Chest compressions are a key determinant of survival in CPR, facilitating the restoration of
blood circulation and oxygenation during medical emergencies like cardiac arrest. A narrative
review by Di Giacinto et al. published in the Journal of Anesthesia, Analgesia, and Critical Care
notes that in terms of sequence and frequency, CPR on an obese adult is not that different from
an adult with a normal BMI. However, in some cases, it is recommended to use the heel of the
hand instead of the palm when performing compressions to better penetrate through the layers of
adipose tissue on the person’s chest. Since achieving the advised compression depth of
5–6 centimeters can also be more challenging among obese adults, rescuers may consider using
more force and switching to a different operator at shorter intervals to make it less tiring.

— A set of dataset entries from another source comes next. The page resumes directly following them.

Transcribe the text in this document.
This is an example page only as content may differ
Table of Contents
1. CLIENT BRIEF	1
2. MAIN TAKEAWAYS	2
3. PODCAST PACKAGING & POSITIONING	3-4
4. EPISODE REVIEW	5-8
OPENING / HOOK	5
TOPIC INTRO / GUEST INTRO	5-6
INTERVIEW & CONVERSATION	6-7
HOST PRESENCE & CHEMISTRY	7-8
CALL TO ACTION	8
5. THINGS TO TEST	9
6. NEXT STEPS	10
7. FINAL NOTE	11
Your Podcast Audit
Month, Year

Lifestyle changes in diet and exercise can manage obesity, but some individuals address the
biological factors in their condition through weight loss medications. Both FDA-approved
liraglutide (Saxenda) and semaglutide (Wegovy) work as GLP-1 agonists that contribute to
clinically significant weight loss by signaling fullness and reducing insulin resistance. The only
difference between Saxenda vs Wegovy is the dosage and frequency through which they are
administered. Nonetheless, rescuers performing CPR on patients who may be using these drugs
must still be careful not to choose emergency medications that may reduce their effectiveness on
appetite and blood sugar levels. Fortunately, a guide from the National Library of Medicine notes
that epinephrine, the primary drug used to increase myocardial and cerebral blood flow during
CPR, has no absolute contraindications. However, additional assessment may be needed if the
obese patient is pregnant, breastfeeding, or an older adult.
Assistive tools for CPR
Rescuers may also consider using assistive tools that allow them to perform high-quality
compressions despite the special considerations among obese patients. For example, mechanical
or portable handheld CPR devices are ergonomically designed to reduce fatigue and avoid the
deteriorating quality of chest compressions over time. Starting from training, emergency
responders can also use CPR manikins with unique features that are more comparable to obese
adults, such as a larger body type with an extra fat layer and slightly altered anatomical
landmarks for the sternum and ribcage.
Overall, health professionals must be equipped to take on the nuances of performing CPR on an
individual with obesity. By adjusting their technique, taking into account medications, and
having their training accommodate diverse body types among patients, they can contribute to
higher success rates and better health outcomes during emergency situations.